Here is why eggplant is a super food and should be part of your diet:
1. According to a study in Food and Function, eggplant contains the antioxidant and phytonutrient, nasunin, which has demonstrated to improve heart function and have cardioprotective benefits. Both raw and roasted eggplant have these effects.
2. Eggplant has the phytonutrient, chlorogenic acid, which is a potent free radical scavenger that protects our cells and DNA from mutations which can lead to cancer. According to a study in Brain Research Bulletin, chlorogenic acid may have protective effects on the dopaminergic nerve cell, a type of cell whose loss is associated with Parkinson’ Disease, thus offering “brain protection.”
3. Eggplant packs in many vitamins and minerals in one serving. Eggplant is rich in manganese, copper, potassium, magnesium, as well as vitamins A, C, E, K and B complexes as well.
4. Eggplant is rich in fiber and and low in calories. It has a low glycemic index, which makes it ideal for those with diabetes or pre-diabetes. It is also good for weight loss, as it is filling while containing many nutrients and offering a low calorie advantage.

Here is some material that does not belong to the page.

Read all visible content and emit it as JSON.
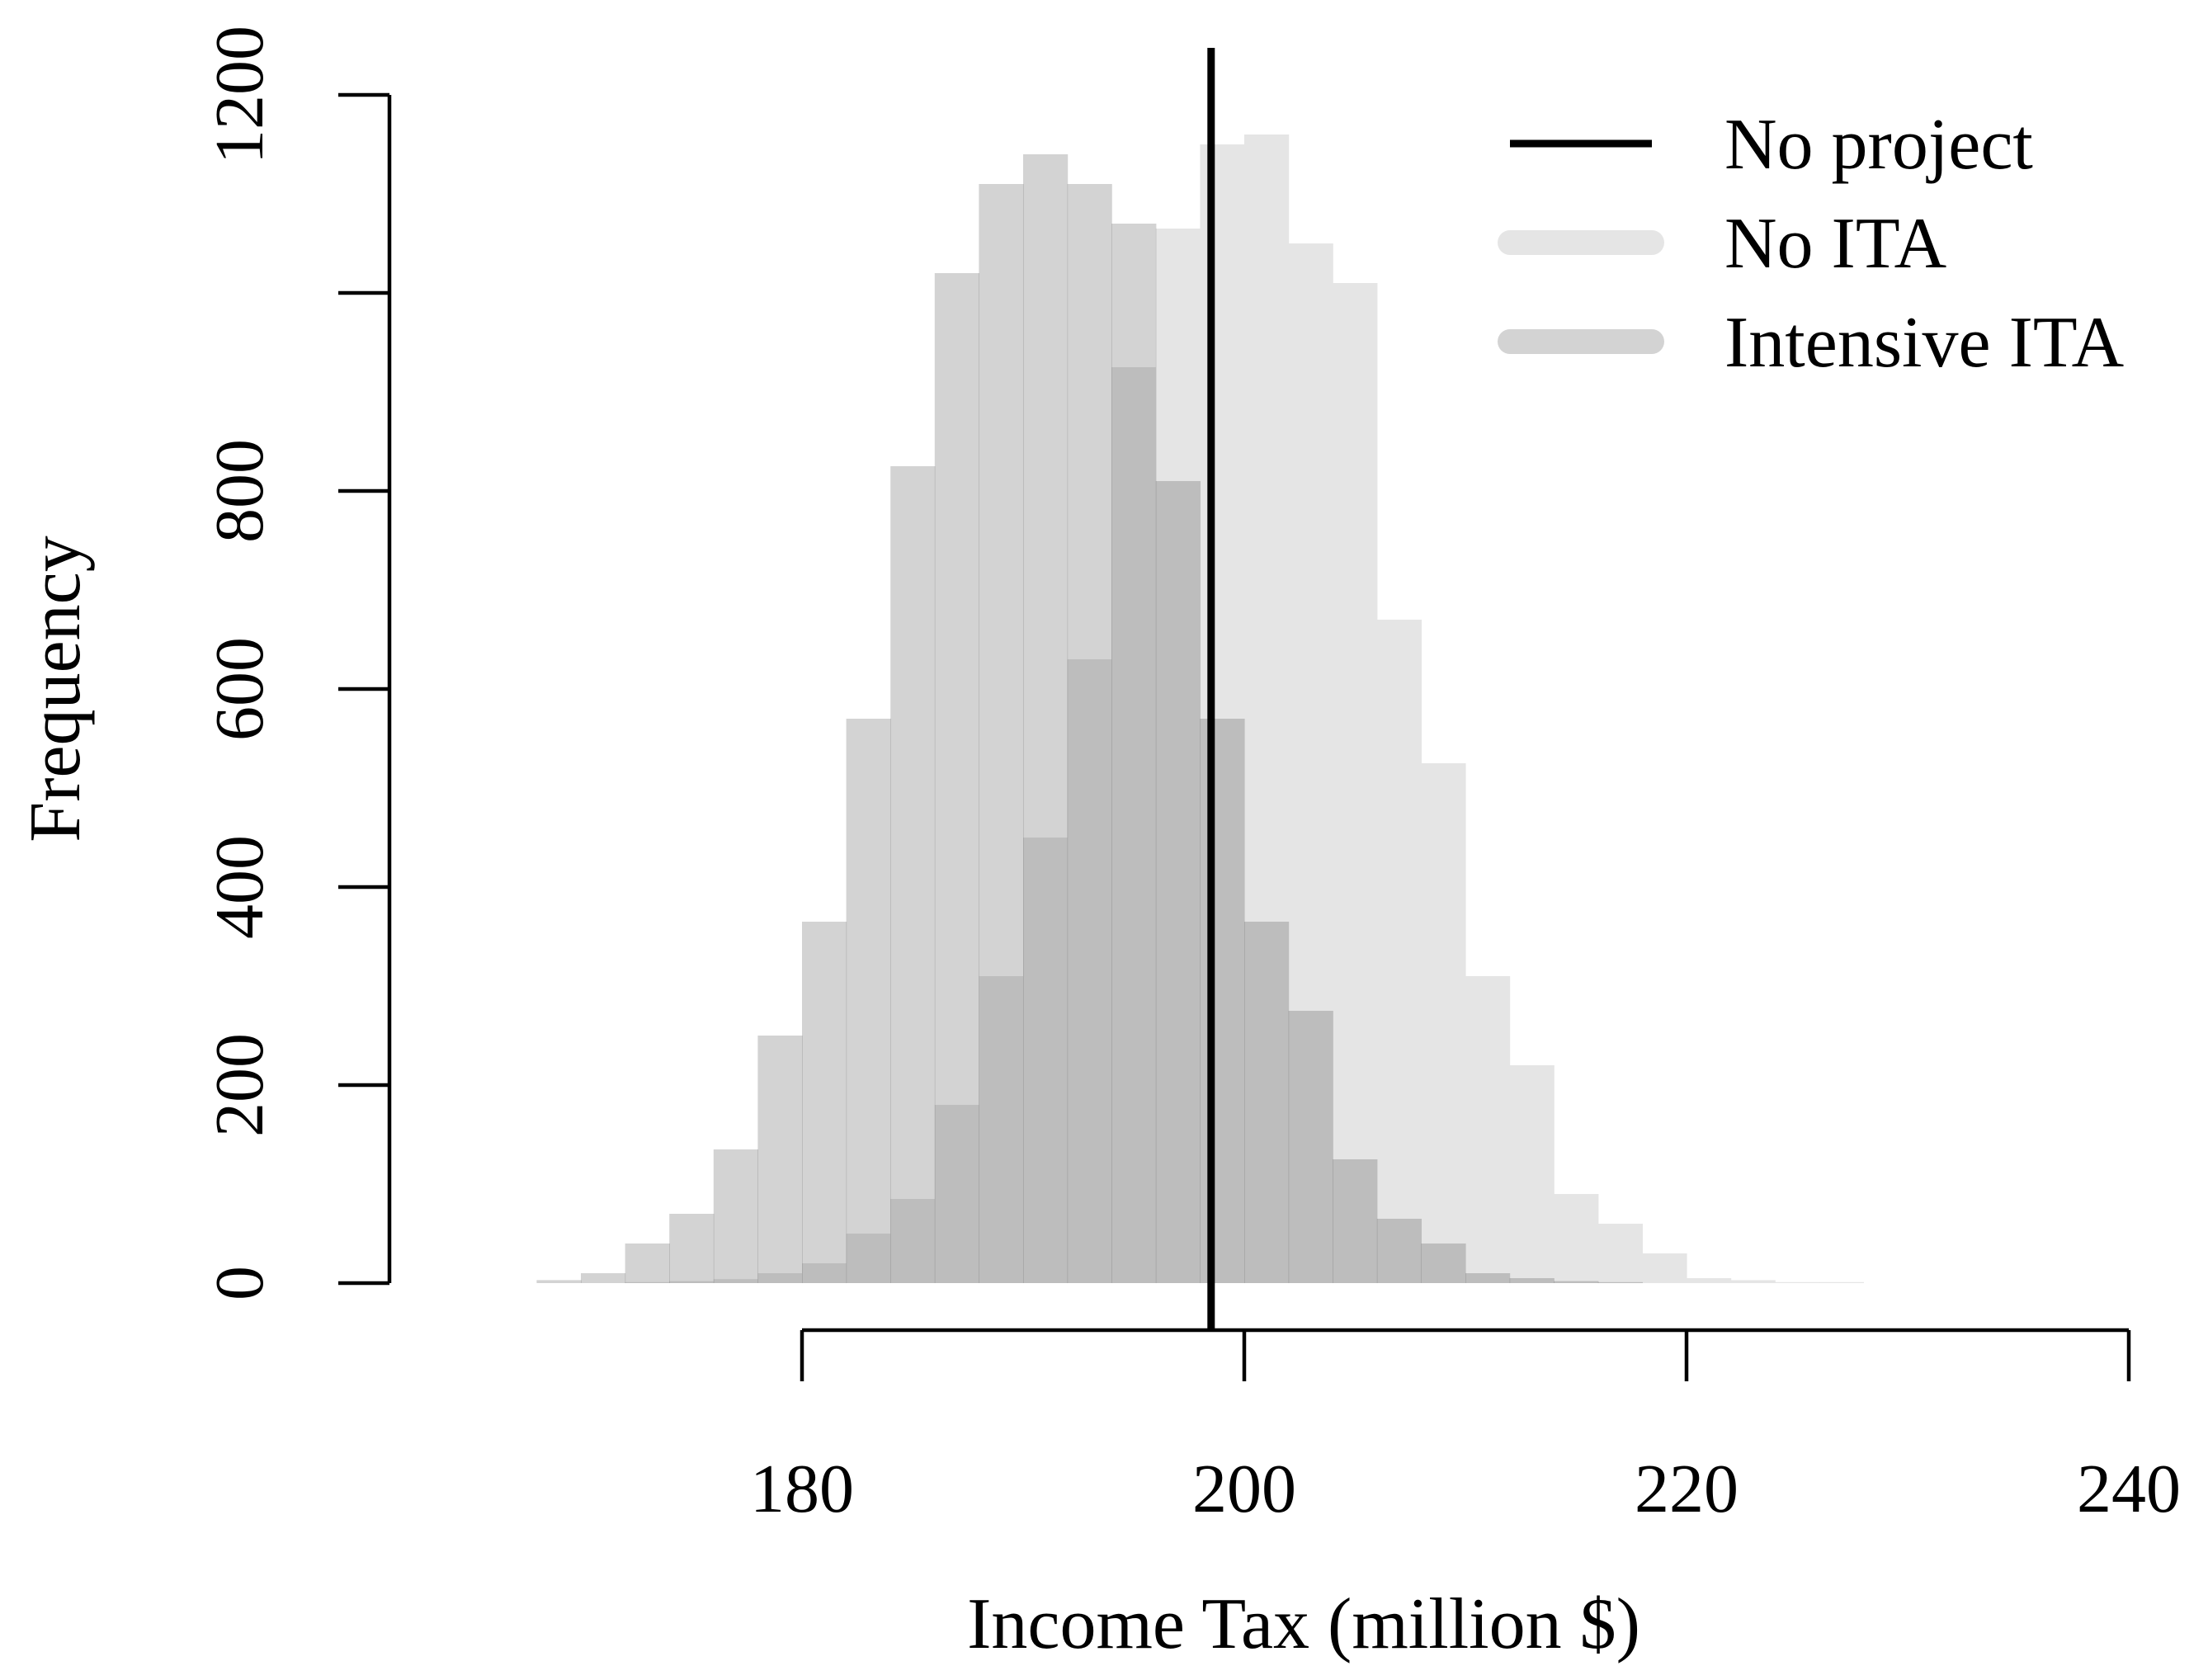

Of note, eggplant contains oxalates, a compound that when concentrated can form crystals and then stones. People who have a history of kidney stones or gallstones may want to avoid eggplant for this reason.
As I mentioned, eggplant is extremely versatile and can be prepared as a meal or side dish, as in parmesan, moussaka or as a meat substitute. Click here my recipe for baba ganoush, a lovely dip to serve with pita chips, carrots, celery or cucumbers.
We made this dip for Superbowl Sunday, as an alternative to traditional potato chips and dip. It is easy to make, while being satisfying and low calorie as well. Enjoy!